Затем полетели далеко в тыл. Линия фронта проходила уже за Доном, и мы прошли по их территории километров 40. Здесь получилось так, что я был в группе прикрытия с Бакланом. Бомбардировщики отбомбились и стали уходить с разворотом вниз на большой скорости. А так как мы были внешними343, то пришлось на всех газах гнаться за ними. В это время я заметил, что сверху, навстречу пошла пара Ме-109, и разворачиваются в хвост нашим бомбардировщикам, которые снизились до 1000 метров. Мы погнались за ними. Я помню, что там кругом был дым от горящих полей пшеницы, от горящих деревень. Я оглянулся назад в левую сторону и потерял их, так как они были на солнце. А затем глянул – на меня идут с выпущенными ногами Ю-87344. Я это сперва не установил, так как не различал ещё тогда все самолёты. Но они попали в радиус нашего разворота, и я вижу впереди, что какой-то «як» его атакует. Я тогда повернул на этого345 и дал очередь, он перевернулся. Сам я не заметил, что было с ним, но потом мне сказали другие, что он врезался в землю. Это был мой первый сбитый самолёт – 21 июля [19]42 г.346

Мы прикрывали здесь две наши переправы через Дон.

В первые два боя я не видел «мессершмиттов», так как я всё время мотался за ведущим. Ребята рассказывали, что они дрались, сбивали, а я думаю, что я никого не видел. Я старался только ходить за ведущим и его прикрывать.

26 июля мы утром вылетели восьмёркой. Повёл нас сам Клещёв. В этот день был очень сильный бой. Немцы во что бы то ни стало решили разбомбить переправы, и мы должны были им помешать. В первом полёте ничего особенного не было. Потом я вылетел во второй полёт с Бакланом. У нас была восьмёрка, а их было штук шесть, завязался бой. Группа дерётся, а мы с Бакланом пошли на солнце, набираем высоту. Я сначала не понял, для чего мы отходим. Но мы набрали тысячи три высоты, и здесь потом уже я догадался, что справа навстречу к нам шла пятёрка «мессеров», и шли они немного выше нас. Они нас не видели, так как мы шли на солнце. Баклан мне покачал – дескать, внимание! А я уже вижу, в чём дело. Когда мы сблизились на приличную дистанцию, я думаю – нужно стрелять по ведущему, и он, и я дали по ведущему. Тот сразу задымил, пошёл такой чёрный дым, потом через нас сделал переворот и пошёл, а две других пары отвалили – одна влево, другая вправо, и боя не приняли.

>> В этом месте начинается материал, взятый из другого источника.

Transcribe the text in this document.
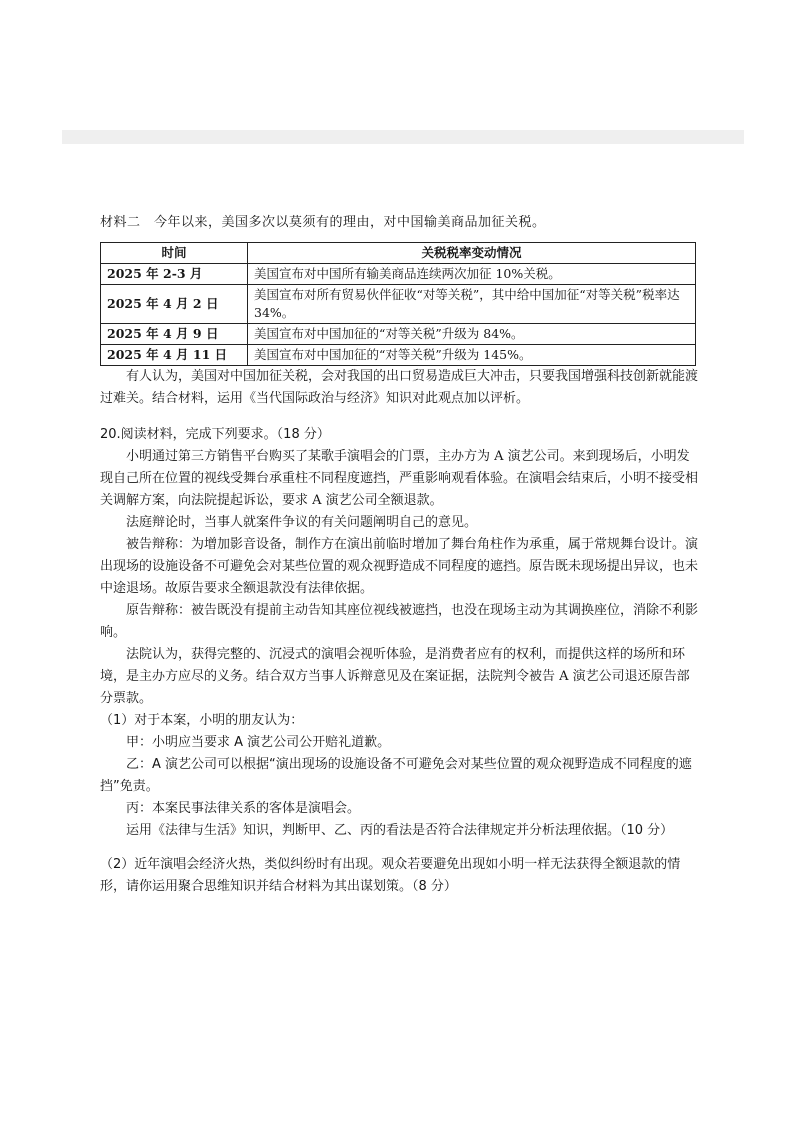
材料二　今年以来，美国多次以莫须有的理由，对中国输美商品加征关税。

时间	关税税率变动情况
2025 年 2-3 月	美国宣布对中国所有输美商品连续两次加征 10%关税。
2025 年 4 月 2 日	美国宣布对所有贸易伙伴征收“对等关税”，其中给中国加征“对等关税”税率达 34%。
2025 年 4 月 9 日	美国宣布对中国加征的“对等关税”升级为 84%。
2025 年 4 月 11 日	美国宣布对中国加征的“对等关税”升级为 145%。

有人认为，美国对中国加征关税，会对我国的出口贸易造成巨大冲击，只要我国增强科技创新就能渡过难关。结合材料，运用《当代国际政治与经济》知识对此观点加以评析。

20.阅读材料，完成下列要求。（18 分）

小明通过第三方销售平台购买了某歌手演唱会的门票，主办方为 A 演艺公司。来到现场后，小明发现自己所在位置的视线受舞台承重柱不同程度遮挡，严重影响观看体验。在演唱会结束后，小明不接受相关调解方案，向法院提起诉讼，要求 A 演艺公司全额退款。

法庭辩论时，当事人就案件争议的有关问题阐明自己的意见。

被告辩称：为增加影音设备，制作方在演出前临时增加了舞台角柱作为承重，属于常规舞台设计。演出现场的设施设备不可避免会对某些位置的观众视野造成不同程度的遮挡。原告既未现场提出异议，也未中途退场。故原告要求全额退款没有法律依据。

原告辩称：被告既没有提前主动告知其座位视线被遮挡，也没在现场主动为其调换座位，消除不利影响。

法院认为，获得完整的、沉浸式的演唱会视听体验，是消费者应有的权利，而提供这样的场所和环境，是主办方应尽的义务。结合双方当事人诉辩意见及在案证据，法院判令被告 A 演艺公司退还原告部分票款。

（1）对于本案，小明的朋友认为：

甲：小明应当要求 A 演艺公司公开赔礼道歉。

乙：A 演艺公司可以根据“演出现场的设施设备不可避免会对某些位置的观众视野造成不同程度的遮挡”免责。

丙：本案民事法律关系的客体是演唱会。

运用《法律与生活》知识，判断甲、乙、丙的看法是否符合法律规定并分析法理依据。（10 分）

（2）近年演唱会经济火热，类似纠纷时有出现。观众若要避免出现如小明一样无法获得全额退款的情形，请你运用聚合思维知识并结合材料为其出谋划策。（8 分）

Потом я смотрю, навстречу, метров на 100 ниже, идёт один «Ме». Я покачал Баклану, но он, видимо, не заметил, думаю, сейчас атакую, крутану его. Никого кругом больше нет. Я сваливаюсь на него переворотом и даю одну очередь. Он тоже переворот дал, а затем выворачивается в другую сторону. Я – за ним, и стреляю, стреляю, забыл, что Баклан остался один, увлёкся. А там была маленькая речушка около Калача. Я весь боекомплект расстрелял и вижу, что уже очень низко спустился, нужно выводить машину из пикирования, а он пикирует отвесно. Я сделал сразу горку, набрал 1500 метров, здесь я заметил пару «яков» и пристроился к ним. А потом посмотрел вниз и вижу, что там горит самолёт. Так что он на пикировании врезался в землю.

Это был первый мой сбитый истребитель347.

Третий и четвёртый вылеты также прошли с боями, но безрезультатно. У меня в моторе был дефект – не включалась вторая ступень нагнетателя, и на высоте мощность у мотора терялась. Затем у меня дутик лопнул, стали менять. Здесь – очередной вылет, а мне его ещё не заменили. Баклан полетел без меня, и его тогда сбили и ранили в руку.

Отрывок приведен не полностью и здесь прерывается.